La mezzo-soprano tchèque Magdalena Kožená et la Compañia de Flamenco d'Antonio El Pipa, avec musiciens espagnols et baroques, mêlent leurs répertoires, leur grâce et leur fougue dans un répertoire éclectique.
Magdalena Kožená et Antonio El Pipa entrent main dans la main. Tournant dans sa robe flamenco aux longs revers noirs doublés de rouge, elle dévoile un dos-nu et se recroqueville sur une chaise. II éveille le Théâtre des Champs-Élysées par de virtuoses et sonores claquements de doigts et de talons (au point qu'un technicien devra venir à l'entracte et après le spectacle pour revisser le plancher !), avant de dessiner des volutes de la main, qui s'échouent sur la mezzo et l'éveillent membre par membre. Sérieuse et curieuse, c'est afin de préparer l'enregistrement de Carmen en 2012 et la production à Salzbourg que Magdalena Kožena entreprit un voyage en Andalousie et y fut initiée à l’art ancestral du duende par Antonio El Pipa. Leur complicité s'en ressent.
De sa chaude voix de mezzo-soprano, Kozena donne les inflexions, accents et trilles andalous à la ligne baroque qu'elle maîtrise : le son flûté et précis enfle et prolonge avec douceur les dissonances en fin de phrase.

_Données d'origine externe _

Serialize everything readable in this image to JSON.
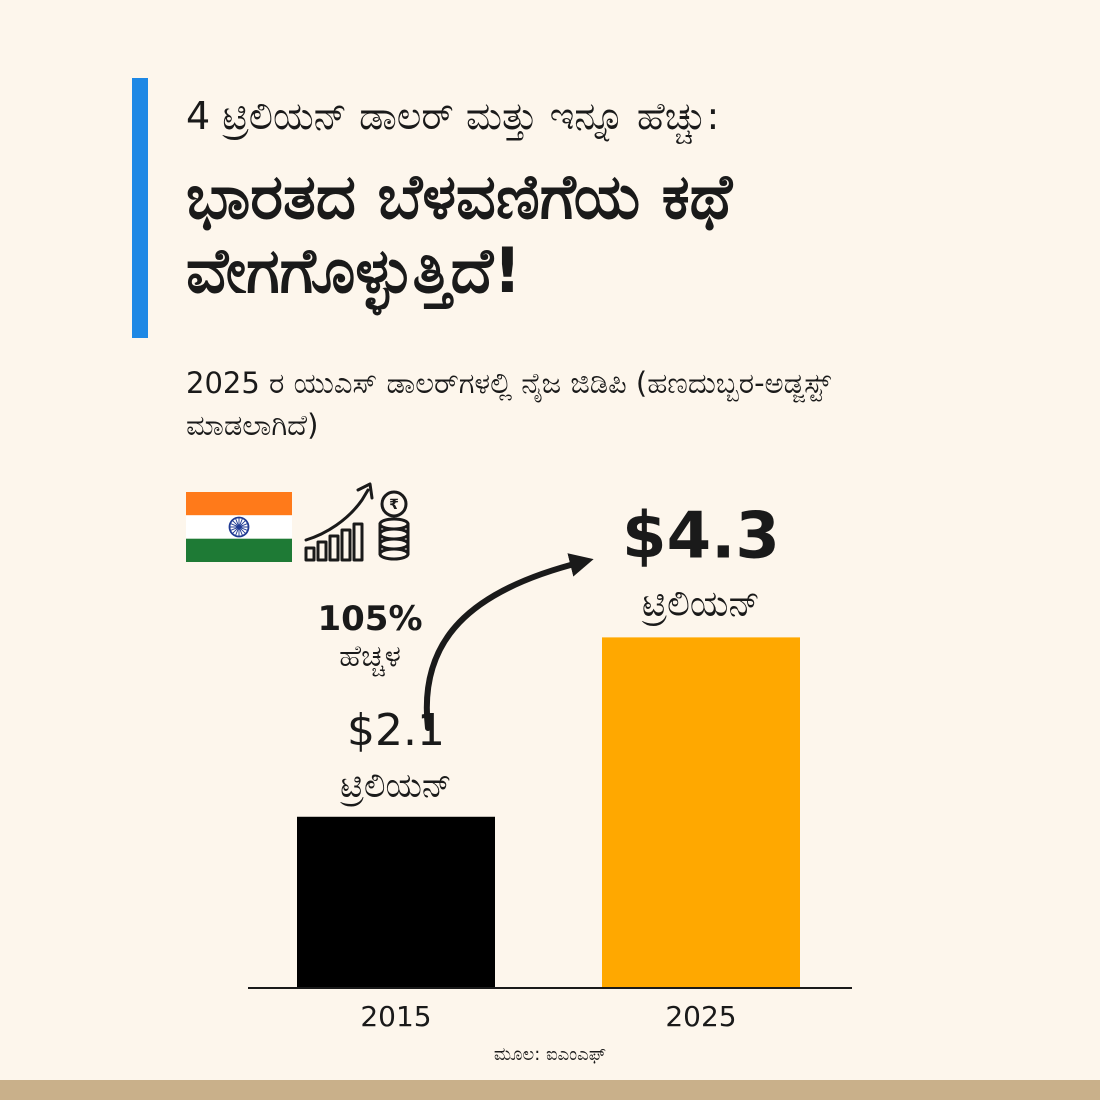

Certains accents dans les mouvements lents ont la projection endolorie d'un Lamento (tel celui de la Pénélope de Monteverdi qu'elle incarnait récemment sur cette scène). Sommet expressif, le bouleversant ¿A quién me quejaré? (À qui me plaindrai-je ?) chanté haletant, coupe le souffle du public qui n'applaudit qu'après un intense silence. "Envolez-vous" tel est le chant suivant, au rythme guilleret : exemple éloquent du mariage entre joie et larmes de ce répertoire.
Les s zozotés caractéristiques de Kožená sont la preuve qu'elle était destinée à aborder cette langue espagnole avec l'emblématique ceta (s prononcé en collant la langue aux incisives supérieures) : son corazón est parfait ! Quant à son vibrato, rapide et maîtrisé, il donne une intensité seyant à la fougue désespérée de ce répertoire. D'autant que Kožená sait abandonner complètement ce vibrato pour renforcer l'effet d'une dissonance, par la voix droite. Ses aigus cristallins en appellent aux anges de ce très chrétien peuple espagnol. Toutefois, de beaux aigus donnent envie d'entendre de ces beaux graves de poitrine, absents de la soirée et qui conviendraient tant au répertoire.

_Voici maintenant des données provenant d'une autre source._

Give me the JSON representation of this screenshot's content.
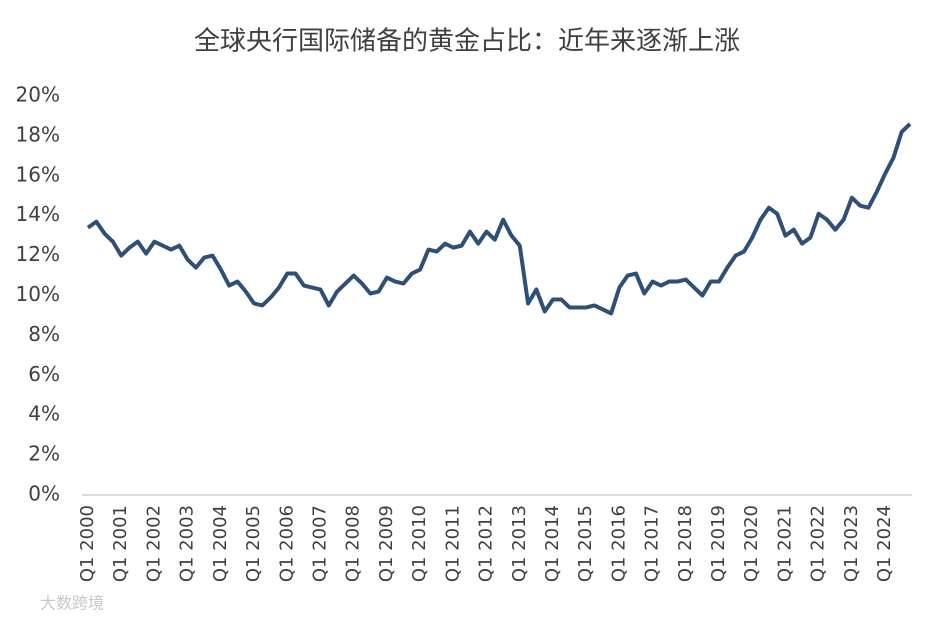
{
  "chart_data": {
    "type": "line",
    "title": "全球央行国际储备的黄金占比：近年来逐渐上涨",
    "watermark": "大数跨境",
    "categories": [
      "Q1 2000",
      null,
      null,
      null,
      "Q1 2001",
      null,
      null,
      null,
      "Q1 2002",
      null,
      null,
      null,
      "Q1 2003",
      null,
      null,
      null,
      "Q1 2004",
      null,
      null,
      null,
      "Q1 2005",
      null,
      null,
      null,
      "Q1 2006",
      null,
      null,
      null,
      "Q1 2007",
      null,
      null,
      null,
      "Q1 2008",
      null,
      null,
      null,
      "Q1 2009",
      null,
      null,
      null,
      "Q1 2010",
      null,
      null,
      null,
      "Q1 2011",
      null,
      null,
      null,
      "Q1 2012",
      null,
      null,
      null,
      "Q1 2013",
      null,
      null,
      null,
      "Q1 2014",
      null,
      null,
      null,
      "Q1 2015",
      null,
      null,
      null,
      "Q1 2016",
      null,
      null,
      null,
      "Q1 2017",
      null,
      null,
      null,
      "Q1 2018",
      null,
      null,
      null,
      "Q1 2019",
      null,
      null,
      null,
      "Q1 2020",
      null,
      null,
      null,
      "Q1 2021",
      null,
      null,
      null,
      "Q1 2022",
      null,
      null,
      null,
      "Q1 2023",
      null,
      null,
      null,
      "Q1 2024",
      null,
      null,
      null
    ],
    "series": [
      {
        "color": "#2e5077",
        "values": [
          13.4,
          13.7,
          13.1,
          12.7,
          12.0,
          12.4,
          12.7,
          12.1,
          12.7,
          12.5,
          12.3,
          12.5,
          11.8,
          11.4,
          11.9,
          12.0,
          11.3,
          10.5,
          10.7,
          10.2,
          9.6,
          9.5,
          9.9,
          10.4,
          11.1,
          11.1,
          10.5,
          10.4,
          10.3,
          9.5,
          10.2,
          10.6,
          11.0,
          10.6,
          10.1,
          10.2,
          10.9,
          10.7,
          10.6,
          11.1,
          11.3,
          12.3,
          12.2,
          12.6,
          12.4,
          12.5,
          13.2,
          12.6,
          13.2,
          12.8,
          13.8,
          13.0,
          12.5,
          9.6,
          10.3,
          9.2,
          9.8,
          9.8,
          9.4,
          9.4,
          9.4,
          9.5,
          9.3,
          9.1,
          10.4,
          11.0,
          11.1,
          10.1,
          10.7,
          10.5,
          10.7,
          10.7,
          10.8,
          10.4,
          10.0,
          10.7,
          10.7,
          11.4,
          12.0,
          12.2,
          12.9,
          13.8,
          14.4,
          14.1,
          13.0,
          13.3,
          12.6,
          12.9,
          14.1,
          13.8,
          13.3,
          13.8,
          14.9,
          14.5,
          14.4,
          15.2,
          16.1,
          16.9,
          18.2,
          18.6
        ]
      }
    ],
    "ylim": [
      0,
      20
    ],
    "yticks": [
      {
        "value": 0,
        "label": "0%"
      },
      {
        "value": 2,
        "label": "2%"
      },
      {
        "value": 4,
        "label": "4%"
      },
      {
        "value": 6,
        "label": "6%"
      },
      {
        "value": 8,
        "label": "8%"
      },
      {
        "value": 10,
        "label": "10%"
      },
      {
        "value": 12,
        "label": "12%"
      },
      {
        "value": 14,
        "label": "14%"
      },
      {
        "value": 16,
        "label": "16%"
      },
      {
        "value": 18,
        "label": "18%"
      },
      {
        "value": 20,
        "label": "20%"
      }
    ],
    "grid": false
  }
}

Les percussions orientales ponctuent de leurs accents le précis battement des anciens instruments occidentaux (guitare et harpe baroques, théorbe et viole pincée). Les liens entre baroque et musique espagnole sont richement illustrés au long de la soirée, y compris dans les formes : le couplet/refrain espagnol (Copla/Estribillo) répond à la construction récitatif/aria.
Entrent en scène trois brunes en robes flamencos froufroutantes et chatoyantes, fleur dans les cheveux, frappant des mains et déployant des voix vibrantes, toniques et pleurantes. Suivent deux guitaristes qui balayent et fouettent leur instrument avec des mains si rapides qu'elles semblent être des illusions visuelles. Sur cet accompagnement poignant, Antonio El Pipa déploie sa grâce animale tonique et serpentine, enchaînant postures et mouvements sveltes, toujours élancé, torse bombé. Paraissant d'abord dans une belle tenue noire, il sera ensuite vêtu d'un rouge éclatant, de pied en cap. Il se parera aussi d'une tenue bordeaux, toujours unie des bottines au foulard, puis d'un ensemble de cow-boy avec jean, santiags et veste en cuir à franges, pour finir en smoking. La Compañia de Flamenco laisse dans son sillage une fougue dont les instrumentistes se nourrissent et qu'ils canalisent de leur grande précision.
L'Europe doit beaucoup au Siècle d'or espagnol : son théâtre, Don Juan, les romans picaresques. Jean-Baptiste Lully, l'incarnation du classicisme à la française, lui rend aussi hommage dans Le Bourgeois gentilhomme avec l'air "Sé que me muero de amor", joué, chanté par Kožená avec improvisation d'Antonio El Pipa.
Après ces dialogues, la soirée finit en tutti, à l'unisson. Les instrumentistes baroques et flamencos se joignent, la rousse flamboyante Kožená et les chanteuses brunes ténébreuses, pour mélanger leurs timbres et leurs rythmes, leur peine et allégresse dans une fusion pleine de sens.
Kožená esquisse quelques pas de danse, Pipa salue son suraigu d'un ¡Olé! repris par le public avec bravos et applaudissements.